Salut Fyre, salut Vitezz. Les Français ont découvert votre chanson sur Kylian Mbappé, mais avant ça, ils ne vous connaissaient pas. Faisons un rapide tour de présentation !
Fyre : On est des jeunes artistes de Bulgarie, et on est en train de découvrir le succès et la hype. En ce moment, pour nous, c'est un peu le sommet de la vague, et on arrive pour conquérir le monde ! (Rires.)
Vitezz : On vient de Sofia. On habite dans le sud de la ville, pas loin du parc NDK, et on a tous les deux 22 ans.

Ça fait combien de temps que vous rappez ?
Fyre : Depuis environ quatre ans. J'ai commencé à rapper en sortant du lycée.
Vitezz : Moi, je produisais plutôt de la house music. On s'est rencontrés au lycée, et on est vite devenus meilleurs amis. On a plusieurs centres d'intérêt communs, on a le même sens de l'humour. Quand il a commencé à faire du rap, je me suis mis à produire de la house, et quelques années plus tard, on a commencé à faire de la musique ensemble.
Fyre : Il faisait ses sons dans son coin, et je lui disais : « Il faut que tu me fasses un beat trap ! » Il me répondait qu'il ne savait pas comment faire, mais j'insistais. « Allez, allez, tu peux le faire. » Et un jour il m'a envoyé un beat, j'ai enregistré dessus, et on a commencé à faire de la musique ensemble.

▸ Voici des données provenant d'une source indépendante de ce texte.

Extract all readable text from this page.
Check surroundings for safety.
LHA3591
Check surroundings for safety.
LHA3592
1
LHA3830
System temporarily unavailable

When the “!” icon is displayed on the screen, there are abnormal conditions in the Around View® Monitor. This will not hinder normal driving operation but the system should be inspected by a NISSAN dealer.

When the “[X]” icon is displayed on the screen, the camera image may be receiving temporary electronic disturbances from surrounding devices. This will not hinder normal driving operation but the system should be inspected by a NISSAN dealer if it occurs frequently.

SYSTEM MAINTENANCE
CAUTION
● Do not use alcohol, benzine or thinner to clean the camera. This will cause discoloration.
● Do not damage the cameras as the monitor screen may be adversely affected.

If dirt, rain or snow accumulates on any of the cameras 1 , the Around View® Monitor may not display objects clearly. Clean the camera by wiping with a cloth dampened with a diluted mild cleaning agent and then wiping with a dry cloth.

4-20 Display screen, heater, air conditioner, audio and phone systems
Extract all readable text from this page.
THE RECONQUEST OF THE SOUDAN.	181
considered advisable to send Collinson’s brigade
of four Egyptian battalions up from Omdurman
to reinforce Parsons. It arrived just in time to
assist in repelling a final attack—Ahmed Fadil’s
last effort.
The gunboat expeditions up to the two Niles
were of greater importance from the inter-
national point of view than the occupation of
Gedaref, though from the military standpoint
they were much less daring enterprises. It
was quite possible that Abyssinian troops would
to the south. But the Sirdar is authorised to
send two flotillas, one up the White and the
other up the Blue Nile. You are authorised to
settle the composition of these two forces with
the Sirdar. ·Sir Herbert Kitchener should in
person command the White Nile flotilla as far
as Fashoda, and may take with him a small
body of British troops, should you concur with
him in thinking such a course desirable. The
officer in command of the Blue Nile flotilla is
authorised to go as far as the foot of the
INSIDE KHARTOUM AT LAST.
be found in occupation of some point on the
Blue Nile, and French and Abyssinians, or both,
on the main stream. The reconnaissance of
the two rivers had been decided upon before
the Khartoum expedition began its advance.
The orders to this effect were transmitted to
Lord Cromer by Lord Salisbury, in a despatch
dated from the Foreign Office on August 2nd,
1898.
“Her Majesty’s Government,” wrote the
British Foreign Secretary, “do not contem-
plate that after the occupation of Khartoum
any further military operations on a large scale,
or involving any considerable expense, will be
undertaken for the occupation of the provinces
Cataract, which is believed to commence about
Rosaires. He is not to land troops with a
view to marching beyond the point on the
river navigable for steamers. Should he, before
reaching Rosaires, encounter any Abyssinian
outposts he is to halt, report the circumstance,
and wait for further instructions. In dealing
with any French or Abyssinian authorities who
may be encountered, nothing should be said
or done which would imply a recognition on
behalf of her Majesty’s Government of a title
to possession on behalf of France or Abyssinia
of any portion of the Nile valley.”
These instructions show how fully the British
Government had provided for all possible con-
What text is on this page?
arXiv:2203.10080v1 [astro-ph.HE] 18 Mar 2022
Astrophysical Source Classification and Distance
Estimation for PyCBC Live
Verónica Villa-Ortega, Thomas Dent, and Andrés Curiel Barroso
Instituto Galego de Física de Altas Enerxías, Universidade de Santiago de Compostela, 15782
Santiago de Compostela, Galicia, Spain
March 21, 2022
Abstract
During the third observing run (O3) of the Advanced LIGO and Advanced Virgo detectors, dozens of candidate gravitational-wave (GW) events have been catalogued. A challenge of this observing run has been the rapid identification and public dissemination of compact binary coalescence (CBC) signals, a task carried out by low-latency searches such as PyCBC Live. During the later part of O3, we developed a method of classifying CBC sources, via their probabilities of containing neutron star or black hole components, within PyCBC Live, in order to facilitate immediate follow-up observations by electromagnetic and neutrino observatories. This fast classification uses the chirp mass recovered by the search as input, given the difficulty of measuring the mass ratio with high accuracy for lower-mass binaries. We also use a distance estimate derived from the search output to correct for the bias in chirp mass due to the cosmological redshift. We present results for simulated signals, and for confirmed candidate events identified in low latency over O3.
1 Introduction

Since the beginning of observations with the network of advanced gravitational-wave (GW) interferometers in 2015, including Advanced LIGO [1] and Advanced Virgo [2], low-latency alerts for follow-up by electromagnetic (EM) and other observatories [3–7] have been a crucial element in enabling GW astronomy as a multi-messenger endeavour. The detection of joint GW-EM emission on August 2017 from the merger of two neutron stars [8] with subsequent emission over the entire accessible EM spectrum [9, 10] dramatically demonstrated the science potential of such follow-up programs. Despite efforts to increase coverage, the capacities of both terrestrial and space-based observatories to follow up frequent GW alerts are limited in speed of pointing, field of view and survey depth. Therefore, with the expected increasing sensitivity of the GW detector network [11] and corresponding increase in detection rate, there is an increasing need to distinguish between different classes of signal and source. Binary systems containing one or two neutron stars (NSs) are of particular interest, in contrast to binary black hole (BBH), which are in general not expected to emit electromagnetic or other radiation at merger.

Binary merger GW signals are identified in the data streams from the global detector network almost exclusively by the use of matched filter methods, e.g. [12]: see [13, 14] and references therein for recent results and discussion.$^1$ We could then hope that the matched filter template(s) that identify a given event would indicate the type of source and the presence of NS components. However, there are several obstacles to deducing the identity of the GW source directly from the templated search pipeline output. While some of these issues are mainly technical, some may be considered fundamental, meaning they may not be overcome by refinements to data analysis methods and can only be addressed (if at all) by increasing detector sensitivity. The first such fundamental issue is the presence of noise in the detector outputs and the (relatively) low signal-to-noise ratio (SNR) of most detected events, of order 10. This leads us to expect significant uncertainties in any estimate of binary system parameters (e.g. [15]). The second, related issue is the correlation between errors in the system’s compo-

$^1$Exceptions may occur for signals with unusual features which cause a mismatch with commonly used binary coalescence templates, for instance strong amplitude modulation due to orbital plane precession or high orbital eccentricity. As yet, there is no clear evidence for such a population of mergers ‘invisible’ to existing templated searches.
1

Bon, et cette chanson sur Kylian Mbappé, ça vous est venu comment ?
« Sur la scène rap, c'est très à la mode en ce moment d'utiliser le nom d'un footballeur pour intituler une chanson et parler de lui dedans. »
Fyre : En fait, on regardait la Ligue des champions et on était tous les deux fans de Kylian. Il n'était pas très populaire, ici, en Bulgarie. Et sur la scène rap, c'est très à la mode en ce moment d'utiliser le nom d'un footballeur pour intituler une chanson et parler de lui dedans. On s'est dit que ça serait une bonne idée de faire une chanson qui s'appellerait Kylian Mbappé, et de lier notre succès au sien. C'est un bel exemple pour notre génération. Regarde, c'est encore un teenager et il est déjà une superstar. Je pense qu'il est un modèle pour les jeunes.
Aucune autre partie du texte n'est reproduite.